Je n’étais plus vierge mais je n’avais pas une grande expérience sexuelle. Il est totalement défoncé. C’est un camé, à la base.

(…) Tout ce qui est sexuel, je ne veux pas rentrer dans les détails. C’est encore trop difficile à dire. Il va très, très loin (…)

Il avait un sac rempli de bières. De temps en temps, il s’arrête pour boire une bière. Les viols répétés sont une manière de reculer encore et encore le meurtre qu’il a en tête. Il boit beaucoup de bières. Dès qu’il en finit une, ça le remet dans un état second et l’envie de meurtre devient plus forte que le besoin de m’humilier sexuellement.

Je lui parle. Il me répond. On parle de tout sauf de ce qui est en train de se passer même s’il ne perd pas de vue son objectif. Il me le répète sans cesse : je vais te tuer. On parle de tout et de rien. Une dizaine d’heures au total. Dans le noir absolu quand la nuit est tombée. Il me laisse fumer, il me tend des bières.

J’ai froid, je suis totalement nue. Il me laisse quand même remettre mon tee-shirt à un moment car je frissonne. Lui reste habillé en permanence. Nous parlons, encore et c’est totalement fou, une conversation presque normale entre lui et moi, comme autour d’un café, un échange banal ou le très mauvais doublage dans une langue posée et irréelle de ce qu’il passe réellement depuis des heures pour moi et pour lui. Le dialogue presque mondain sonne terriblement faux.

A aucun moment je n’imagine qu’un secours va venir de l’extérieur. Pas un seul instant. Je sais que je ne peux compter que sur moi, que personne ne va venir car personne ne sait où je suis. Je me méfie, je reste en alerte. J’essaie d’anticiper, prête à me défendre. Je sais qu’il veut me tuer et rien d’autre.

Et puis soudain la conversation s’éteint et la violence rejaillit. Il me frappe et me viole à nouveau. Sa détermination ne faiblit pas. Entre deux viols, j’entretiens le dialogue. Il revient m’étrangler. Il me dit aussi qu’il a un couteau mais il ne le sort jamais de son sac. Au début j’y crois et j’ai encore plus peur mais je comprends qu’il ment et qu’il ne possède pas de couteau. Il m’étrangle et ce n’est pas si facile que ça de vouloir étrangler une personne qui se débat. Nous ne sommes pas au cinéma, je résiste énormément. Je ne lâche pas un pouce de terrain depuis la première fois où j’ai failli perdre conscience. Ce n’est pas passé loin. Les suivantes, je tiens bon. Avec les heures qui passent, la fatigue s’installe et il y met moins d’énergie mais à aucun moment je ne me sens tirée d’affaire.

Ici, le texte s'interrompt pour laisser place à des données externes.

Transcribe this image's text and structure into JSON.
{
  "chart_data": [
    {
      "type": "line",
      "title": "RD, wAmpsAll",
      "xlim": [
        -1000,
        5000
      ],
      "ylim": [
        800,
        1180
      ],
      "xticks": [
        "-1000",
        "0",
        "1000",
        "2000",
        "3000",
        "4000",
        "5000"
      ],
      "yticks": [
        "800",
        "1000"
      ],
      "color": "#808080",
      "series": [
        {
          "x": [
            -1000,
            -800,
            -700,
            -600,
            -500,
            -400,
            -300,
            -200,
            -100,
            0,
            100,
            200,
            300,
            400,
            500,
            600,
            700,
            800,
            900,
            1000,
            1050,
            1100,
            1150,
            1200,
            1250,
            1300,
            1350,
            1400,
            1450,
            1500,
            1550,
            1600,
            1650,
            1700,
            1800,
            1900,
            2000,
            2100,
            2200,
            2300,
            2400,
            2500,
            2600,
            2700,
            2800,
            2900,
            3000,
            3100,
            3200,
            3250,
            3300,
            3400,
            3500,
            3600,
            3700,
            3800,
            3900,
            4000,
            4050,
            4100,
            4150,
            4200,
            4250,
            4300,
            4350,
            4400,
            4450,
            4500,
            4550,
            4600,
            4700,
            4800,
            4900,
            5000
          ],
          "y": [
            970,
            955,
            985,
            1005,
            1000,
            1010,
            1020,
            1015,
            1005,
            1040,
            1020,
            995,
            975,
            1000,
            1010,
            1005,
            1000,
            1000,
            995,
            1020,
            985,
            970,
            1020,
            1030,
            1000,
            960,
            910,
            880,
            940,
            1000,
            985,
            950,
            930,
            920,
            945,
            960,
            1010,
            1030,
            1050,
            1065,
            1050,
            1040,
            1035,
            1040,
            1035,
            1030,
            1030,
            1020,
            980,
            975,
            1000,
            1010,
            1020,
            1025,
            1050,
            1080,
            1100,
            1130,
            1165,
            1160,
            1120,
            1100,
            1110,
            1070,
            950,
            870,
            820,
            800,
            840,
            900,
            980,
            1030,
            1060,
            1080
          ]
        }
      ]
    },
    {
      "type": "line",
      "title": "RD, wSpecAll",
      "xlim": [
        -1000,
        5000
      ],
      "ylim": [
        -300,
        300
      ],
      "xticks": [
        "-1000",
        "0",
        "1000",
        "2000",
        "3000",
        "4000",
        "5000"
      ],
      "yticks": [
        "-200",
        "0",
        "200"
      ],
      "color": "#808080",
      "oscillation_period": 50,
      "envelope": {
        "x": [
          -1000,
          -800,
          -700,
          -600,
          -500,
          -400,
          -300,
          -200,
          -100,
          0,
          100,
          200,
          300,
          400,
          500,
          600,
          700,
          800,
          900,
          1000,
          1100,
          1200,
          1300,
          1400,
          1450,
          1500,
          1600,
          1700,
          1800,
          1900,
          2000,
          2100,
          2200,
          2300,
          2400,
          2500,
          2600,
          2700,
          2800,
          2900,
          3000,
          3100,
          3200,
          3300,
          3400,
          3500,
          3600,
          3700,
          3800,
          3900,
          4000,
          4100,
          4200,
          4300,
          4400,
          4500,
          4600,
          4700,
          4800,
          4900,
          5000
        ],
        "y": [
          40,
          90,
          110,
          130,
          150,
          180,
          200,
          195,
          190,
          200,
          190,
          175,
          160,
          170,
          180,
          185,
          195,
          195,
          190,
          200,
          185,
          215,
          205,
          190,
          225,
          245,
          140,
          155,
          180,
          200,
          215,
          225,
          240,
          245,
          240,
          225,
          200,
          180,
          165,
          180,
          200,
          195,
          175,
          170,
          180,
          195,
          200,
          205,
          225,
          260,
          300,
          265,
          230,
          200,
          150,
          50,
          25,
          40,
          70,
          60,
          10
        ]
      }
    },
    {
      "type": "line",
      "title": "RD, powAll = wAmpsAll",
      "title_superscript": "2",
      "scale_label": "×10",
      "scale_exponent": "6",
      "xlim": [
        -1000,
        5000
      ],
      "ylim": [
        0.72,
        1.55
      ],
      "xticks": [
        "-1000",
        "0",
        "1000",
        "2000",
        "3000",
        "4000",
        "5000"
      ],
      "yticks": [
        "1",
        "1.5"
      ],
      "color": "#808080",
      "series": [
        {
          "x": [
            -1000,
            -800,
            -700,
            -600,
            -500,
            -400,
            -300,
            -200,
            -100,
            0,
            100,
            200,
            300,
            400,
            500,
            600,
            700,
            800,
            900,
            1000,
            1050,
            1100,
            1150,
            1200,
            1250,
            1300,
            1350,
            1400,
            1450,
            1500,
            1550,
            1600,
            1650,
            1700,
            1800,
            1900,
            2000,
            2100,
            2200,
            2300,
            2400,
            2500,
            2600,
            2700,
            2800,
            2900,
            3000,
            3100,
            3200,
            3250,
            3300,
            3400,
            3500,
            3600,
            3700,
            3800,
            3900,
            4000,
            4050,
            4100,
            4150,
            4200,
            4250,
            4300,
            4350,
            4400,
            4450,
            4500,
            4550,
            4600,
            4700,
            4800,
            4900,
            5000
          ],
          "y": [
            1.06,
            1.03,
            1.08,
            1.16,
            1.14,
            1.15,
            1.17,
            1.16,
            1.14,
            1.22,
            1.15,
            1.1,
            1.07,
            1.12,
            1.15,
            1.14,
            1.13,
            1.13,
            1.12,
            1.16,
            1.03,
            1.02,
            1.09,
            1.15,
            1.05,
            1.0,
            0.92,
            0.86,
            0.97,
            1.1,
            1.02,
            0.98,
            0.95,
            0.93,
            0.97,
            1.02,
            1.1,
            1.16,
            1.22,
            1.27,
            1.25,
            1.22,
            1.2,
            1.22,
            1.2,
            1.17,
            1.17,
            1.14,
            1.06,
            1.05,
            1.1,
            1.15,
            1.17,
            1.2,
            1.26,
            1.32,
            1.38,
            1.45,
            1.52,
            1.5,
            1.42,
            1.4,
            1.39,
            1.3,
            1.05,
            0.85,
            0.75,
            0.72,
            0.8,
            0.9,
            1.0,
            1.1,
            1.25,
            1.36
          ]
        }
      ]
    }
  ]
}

A chaque tentative de meurtre, j’ai peur d’y passer. Je n’ai pas peur pendant les viols mais je me sens totalement humiliée, bafouée. Il me demande d’être plus active pendant les phases de viol, de prendre des initiatives. Je prétends des choses. Je me déteste mais je veux vivre. Je veux survivre à cette nuit, à ce type. J’étais une ado qui avait vaguement de mourir, avant. Je me scarifiais les bras, le spleen classique, des pensées sombres, je traînais mon ennui comme des millions d’ados. Mais là, je veux survivre. Je me fais même une promesse : si jamais je m’en sors, plus jamais je n’aurai envie de mourir. Plus jamais. Je veux vivre. Il est hors de question que je me laisse tuer.

Je n’éprouve aucune colère contre lui car je me décolle de moi-même. Je vois souvent toute la scène “d’en haut”. Je mets des jalons sur les cinq prochaines minutes. J’anticipe. Chaque tranche de 5 minutes passées à vivre, je le compte comme une victoire, tout en le mettant à distance émotionnelle comme si tout cela était un problème global dont lui ne serait qu’un détail, comme s’il était un élément parmi d’autres. Je traite la situation presque avec méthode : comment il va réagir après la prochaine bière, qu’est-ce qu’il va me demander de lui faire, comment je peux me préparer au pire. Pour ça, je joue à la conne. Je suis plus intelligente que lui, je le vois mais je n’ai pas intérêt à lui montrer. Il ne faut surtout pas qu’il s’imagine que je puisse l’humilier, que je suis plus forte que lui, en vrai, cela pourrait redoubler sa force et son besoin de me tuer.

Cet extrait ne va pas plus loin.